A primeira coisa que pensei foi num telefone. Precisava urgentemente de um telefone e mais, para fazer uma ligação interurbana.
Por que as coisas têm que ser sempre complicadas?
E as palavras do Carlos Alberto?
Esqueça! Ninguém vai “quebrar a cara” e nada de “fossa”...
Antes das cinco já estava atravessando a Baia novamente, agora numa Frota Barreto. A pequenina balançava que era um horror, mas logo chegaria à Praça do Araribóia.
- Não via a hora de te ver de novo.
- Eu também.
- Ontem quando conversamos na varando do clube. Você foi tão natural, tão espontânea que parecia até já me conhecer.
- E já conhecia mesmo.
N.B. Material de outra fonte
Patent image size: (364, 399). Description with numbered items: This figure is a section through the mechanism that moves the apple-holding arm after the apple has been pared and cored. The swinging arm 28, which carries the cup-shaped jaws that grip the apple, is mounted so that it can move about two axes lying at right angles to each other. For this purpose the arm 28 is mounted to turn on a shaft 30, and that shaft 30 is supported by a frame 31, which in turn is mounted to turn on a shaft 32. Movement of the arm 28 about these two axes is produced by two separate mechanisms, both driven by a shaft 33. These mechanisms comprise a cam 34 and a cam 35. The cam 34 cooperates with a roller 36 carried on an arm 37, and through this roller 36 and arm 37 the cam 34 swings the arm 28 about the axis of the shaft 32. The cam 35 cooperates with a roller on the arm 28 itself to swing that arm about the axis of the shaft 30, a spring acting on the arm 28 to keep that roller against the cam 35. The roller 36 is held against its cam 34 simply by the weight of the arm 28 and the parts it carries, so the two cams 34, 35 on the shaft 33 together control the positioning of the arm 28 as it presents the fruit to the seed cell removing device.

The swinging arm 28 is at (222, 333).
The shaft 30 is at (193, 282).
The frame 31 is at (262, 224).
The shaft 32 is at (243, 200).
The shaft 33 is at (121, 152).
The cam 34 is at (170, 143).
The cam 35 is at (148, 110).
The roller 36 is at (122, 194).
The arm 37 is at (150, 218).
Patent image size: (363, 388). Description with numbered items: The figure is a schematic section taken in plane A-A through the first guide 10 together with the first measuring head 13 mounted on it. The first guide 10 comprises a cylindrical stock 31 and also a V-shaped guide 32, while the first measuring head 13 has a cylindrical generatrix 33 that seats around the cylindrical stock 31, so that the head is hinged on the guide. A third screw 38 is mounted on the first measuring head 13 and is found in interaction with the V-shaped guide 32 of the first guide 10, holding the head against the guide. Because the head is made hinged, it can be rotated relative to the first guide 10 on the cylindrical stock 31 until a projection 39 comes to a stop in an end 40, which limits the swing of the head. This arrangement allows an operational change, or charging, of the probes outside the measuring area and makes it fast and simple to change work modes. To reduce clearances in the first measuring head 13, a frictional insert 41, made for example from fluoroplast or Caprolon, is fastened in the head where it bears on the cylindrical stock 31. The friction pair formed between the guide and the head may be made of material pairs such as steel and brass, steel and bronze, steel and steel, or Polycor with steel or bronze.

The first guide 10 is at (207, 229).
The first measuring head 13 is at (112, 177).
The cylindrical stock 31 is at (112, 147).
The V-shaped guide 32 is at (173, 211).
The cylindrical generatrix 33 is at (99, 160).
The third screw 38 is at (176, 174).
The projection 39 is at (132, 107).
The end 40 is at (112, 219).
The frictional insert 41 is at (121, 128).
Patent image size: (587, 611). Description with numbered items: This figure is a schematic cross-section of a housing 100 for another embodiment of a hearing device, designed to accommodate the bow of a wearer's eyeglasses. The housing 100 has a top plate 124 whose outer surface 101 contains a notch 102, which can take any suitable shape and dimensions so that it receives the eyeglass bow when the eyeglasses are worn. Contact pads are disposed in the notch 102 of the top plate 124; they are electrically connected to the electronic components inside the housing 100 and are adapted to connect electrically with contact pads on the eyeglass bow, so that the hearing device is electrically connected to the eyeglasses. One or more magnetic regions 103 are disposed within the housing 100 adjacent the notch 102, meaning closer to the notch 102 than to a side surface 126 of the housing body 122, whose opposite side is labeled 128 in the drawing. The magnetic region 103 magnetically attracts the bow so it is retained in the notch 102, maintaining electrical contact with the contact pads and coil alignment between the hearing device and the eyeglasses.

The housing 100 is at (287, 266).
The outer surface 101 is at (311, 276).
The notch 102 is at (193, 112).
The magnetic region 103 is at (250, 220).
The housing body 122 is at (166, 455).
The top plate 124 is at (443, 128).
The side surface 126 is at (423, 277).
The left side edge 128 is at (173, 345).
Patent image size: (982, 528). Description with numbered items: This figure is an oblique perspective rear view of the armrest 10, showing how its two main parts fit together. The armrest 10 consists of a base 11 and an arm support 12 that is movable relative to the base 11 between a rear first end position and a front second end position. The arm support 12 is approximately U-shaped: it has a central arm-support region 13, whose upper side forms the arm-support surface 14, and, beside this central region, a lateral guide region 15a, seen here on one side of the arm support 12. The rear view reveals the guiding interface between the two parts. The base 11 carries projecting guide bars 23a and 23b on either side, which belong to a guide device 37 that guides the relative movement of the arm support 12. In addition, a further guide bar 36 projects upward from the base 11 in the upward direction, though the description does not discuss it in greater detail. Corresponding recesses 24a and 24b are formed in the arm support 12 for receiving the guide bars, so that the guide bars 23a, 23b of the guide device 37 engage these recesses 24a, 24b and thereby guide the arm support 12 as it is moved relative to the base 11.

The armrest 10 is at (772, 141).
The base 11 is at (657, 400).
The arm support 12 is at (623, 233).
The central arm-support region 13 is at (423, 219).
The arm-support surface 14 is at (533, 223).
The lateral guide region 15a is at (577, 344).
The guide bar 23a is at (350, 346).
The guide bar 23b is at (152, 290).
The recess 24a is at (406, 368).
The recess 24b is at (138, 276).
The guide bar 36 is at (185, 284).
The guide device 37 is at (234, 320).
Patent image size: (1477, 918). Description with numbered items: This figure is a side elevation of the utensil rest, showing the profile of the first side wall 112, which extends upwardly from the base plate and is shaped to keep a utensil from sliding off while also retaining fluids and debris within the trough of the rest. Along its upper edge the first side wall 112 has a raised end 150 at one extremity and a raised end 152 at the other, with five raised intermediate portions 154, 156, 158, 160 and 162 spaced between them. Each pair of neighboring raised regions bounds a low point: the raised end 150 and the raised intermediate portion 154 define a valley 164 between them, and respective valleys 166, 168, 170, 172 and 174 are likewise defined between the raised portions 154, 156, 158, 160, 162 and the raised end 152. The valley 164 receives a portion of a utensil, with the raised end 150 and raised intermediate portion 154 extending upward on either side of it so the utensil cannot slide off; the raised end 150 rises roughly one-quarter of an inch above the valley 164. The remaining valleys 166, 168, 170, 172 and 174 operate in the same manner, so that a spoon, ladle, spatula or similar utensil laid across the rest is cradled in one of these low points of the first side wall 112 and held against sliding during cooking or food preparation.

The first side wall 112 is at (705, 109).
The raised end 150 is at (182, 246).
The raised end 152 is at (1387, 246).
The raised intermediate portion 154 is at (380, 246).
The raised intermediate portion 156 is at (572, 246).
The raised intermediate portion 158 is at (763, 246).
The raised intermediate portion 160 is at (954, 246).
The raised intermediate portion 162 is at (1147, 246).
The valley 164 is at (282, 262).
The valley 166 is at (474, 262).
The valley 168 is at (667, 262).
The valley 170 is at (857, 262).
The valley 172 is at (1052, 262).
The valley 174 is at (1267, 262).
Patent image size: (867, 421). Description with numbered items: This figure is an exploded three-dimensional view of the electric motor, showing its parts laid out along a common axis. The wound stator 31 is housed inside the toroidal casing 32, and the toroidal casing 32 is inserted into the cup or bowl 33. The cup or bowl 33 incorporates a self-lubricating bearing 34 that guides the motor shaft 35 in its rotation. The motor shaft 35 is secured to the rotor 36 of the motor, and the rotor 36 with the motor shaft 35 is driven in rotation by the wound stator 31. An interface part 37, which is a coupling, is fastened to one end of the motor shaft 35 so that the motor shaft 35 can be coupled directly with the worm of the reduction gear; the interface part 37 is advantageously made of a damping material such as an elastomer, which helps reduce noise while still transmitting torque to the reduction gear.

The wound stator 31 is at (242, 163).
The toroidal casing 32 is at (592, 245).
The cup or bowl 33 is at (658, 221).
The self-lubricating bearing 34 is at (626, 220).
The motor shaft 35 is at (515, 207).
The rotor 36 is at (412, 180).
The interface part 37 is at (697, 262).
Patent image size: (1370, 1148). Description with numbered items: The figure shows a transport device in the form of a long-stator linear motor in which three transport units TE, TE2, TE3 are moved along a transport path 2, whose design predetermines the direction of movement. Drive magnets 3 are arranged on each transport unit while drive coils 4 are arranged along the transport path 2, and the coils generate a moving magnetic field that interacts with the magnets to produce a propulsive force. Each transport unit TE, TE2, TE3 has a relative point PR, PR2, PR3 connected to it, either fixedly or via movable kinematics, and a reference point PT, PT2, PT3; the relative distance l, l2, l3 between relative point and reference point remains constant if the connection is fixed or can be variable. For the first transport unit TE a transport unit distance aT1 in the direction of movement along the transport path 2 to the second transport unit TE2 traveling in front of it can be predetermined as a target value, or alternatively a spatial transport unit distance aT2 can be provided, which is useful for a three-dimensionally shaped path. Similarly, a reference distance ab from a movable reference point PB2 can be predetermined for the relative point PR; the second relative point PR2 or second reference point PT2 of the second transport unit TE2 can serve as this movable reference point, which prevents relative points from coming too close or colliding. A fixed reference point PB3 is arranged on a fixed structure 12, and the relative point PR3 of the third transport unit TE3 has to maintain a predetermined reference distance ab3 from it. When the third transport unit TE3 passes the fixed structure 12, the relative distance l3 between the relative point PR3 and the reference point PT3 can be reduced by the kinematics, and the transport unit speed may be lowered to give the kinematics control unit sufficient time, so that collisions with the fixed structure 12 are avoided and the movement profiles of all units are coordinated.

Sou muito amiga da Ângela. As vezes batemos longos papos com o Jorge que sempre falou de você, do clube que fundaram, de seus alunos, do seu trabalho.
Passeamos pela calçada quase deserta de sua rua. Depois sentamos numas cadeiras de ferro com almofadas bem macias no avarandado da casa. Quase instintivamente olhei para cima. Que bom! As coisas estavam mudando, pois não havia lustre para cair sobre nossas cabeças...
- E você?
- Estou terminando o curso científico no Colégio São Vicente. Meu tempo é preenchido com um monte de atividades e ainda cuido de uma velhinha. Toda semana dou atenção a ela, compro remédios, essas coisas.
Enquanto falava, apreciava sua pele clara, seus traços suaves, seu porte altivo. Seus cabelos eram fartos e negros, como escuros e brilhantes eram seus olhos.
Estava irremediavelmente apaixonado e tinha certeza que ela também. Nunca senti algo com tanta certeza e com tal intensidade.
A brisa até então agradável, virou vento, virou vento-forte, virou chuva, muita chuva.
Impossível continuar ali. Entramos.
Conheci, logo de uma vez, grande parte da família. Sentia os olhares sobre mim e deu-me uma vontade imensa de sair correndo.
Agora, a rua estava cheia d’água e desse jeito não podia ir embora.
Lanchamos ou fizemos algo parecido, não lembro tal a preocupação que estava sentindo.
As horas passavam e eu preso na intimidade da casa da minha namorada que havia conhecido há pouco mais de 24 horas.
Eram quase duas da manhã quando alguém disse que as águas haviam baixado.
- Tchau! Vou aproveitar a estiagem. No meio da semana te ligo...
- Liga amanhã!
Mal virei a esquina, aproximei-me dum poste de luz e na rua deserta procurei contar quanto tinha em dinheiro. Certamente dava para um táxi.
Cheguei a casa, já passava muito das três.
Dona Tininha cantou toda sua ladainha, enchendo meus ouvidos. Mas a voz que ouvia era outra: doce, meiga e cheia de promessas.